This commit includes all remaining Temporal migration changes:

## CLI Updates (cli/)
- Updated workflow execution commands for Temporal
- Enhanced error handling and exceptions
- Updated dependencies in uv.lock

## SDK Updates (sdk/)
- Client methods updated for Temporal workflows
- Updated models for new workflow execution
- Updated dependencies in uv.lock

## Documentation Updates (docs/)
- Architecture documentation for Temporal
- Workflow concept documentation
- Resource management documentation (new)
- Debugging guide (new)
- Updated tutorials and how-to guides
- Troubleshooting updates

## README Updates
- Main README with Temporal instructions
- Backend README
- CLI README
- SDK README

## Other
- Updated IMPLEMENTATION_STATUS.md
- Removed old vulnerable_app.tar.gz

These changes complete the Temporal migration and ensure the
CLI/SDK work correctly with the new backend.

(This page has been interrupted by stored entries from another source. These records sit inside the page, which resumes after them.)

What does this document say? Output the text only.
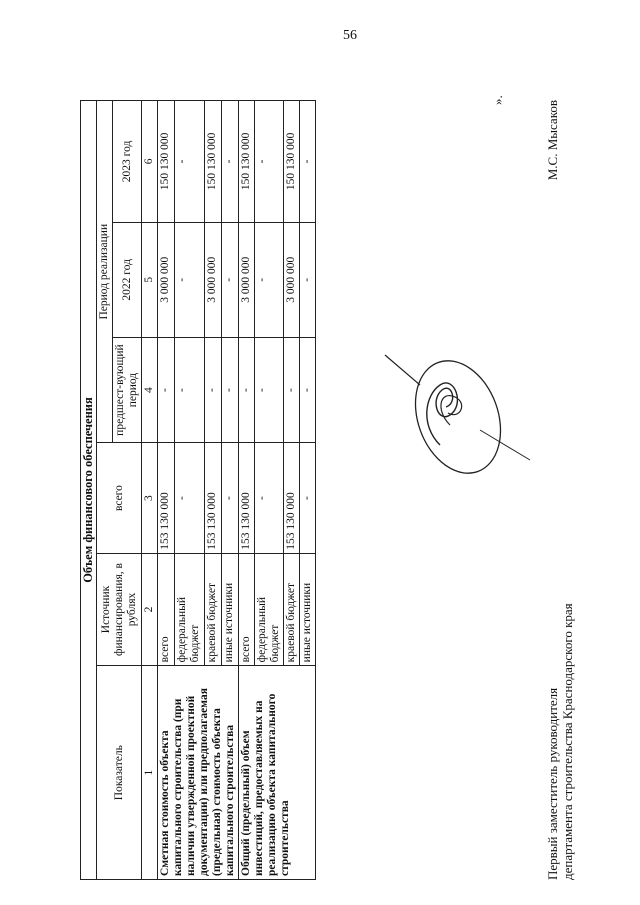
56
Объем финансового обеспечения					
Показатель	Источник финансирования, в рублях	всего	Период реализации		
			предшест-вующий период	2022 год	2023 год
1	2	3	4	5	6
Сметная стоимость объекта капитального строительства (при наличии утвержденной проектной документации) или предполагаемая (предельная) стоимость объекта капитального строительства	всего	153 130 000	-	3 000 000	150 130 000
	федеральный бюджет	-	-	-	-
	краевой бюджет	153 130 000	-	3 000 000	150 130 000
	иные источники	-	-	-	-
Общий (предельный) объем инвестиций, предоставляемых на реализацию объекта капитального строительства	всего	153 130 000	-	3 000 000	150 130 000
	федеральный бюджет	-	-	-	-
	краевой бюджет	153 130 000	-	3 000 000	150 130 000
	иные источники	-	-	-	-
».
Первый заместитель руководителя департамента строительства Краснодарского края
М.С. Мысаков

* fix: Use positional args instead of kwargs for Temporal workflows

The Temporal Python SDK's start_workflow() method doesn't accept
a 'kwargs' parameter. Workflows must receive parameters as positional
arguments via the 'args' parameter.

Changed from:
  args=workflow_args  # Positional arguments

This fixes the error:
  TypeError: Client.start_workflow() got an unexpected keyword argument 'kwargs'

Workflows now correctly receive parameters in order:
- security_assessment: [target_id, scanner_config, analyzer_config, reporter_config]
- atheris_fuzzing: [target_id, target_file, max_iterations, timeout_seconds]
- rust_test: [target_id, test_message]

* fix: Filter metadata-only parameters from workflow arguments

SecurityAssessmentWorkflow was receiving 7 arguments instead of 2-5.
The issue was that target_path and volume_mode from default_parameters
were being passed to the workflow, when they should only be used by
the system for configuration.

Now filters out metadata-only parameters (target_path, volume_mode)
before passing arguments to workflow execution.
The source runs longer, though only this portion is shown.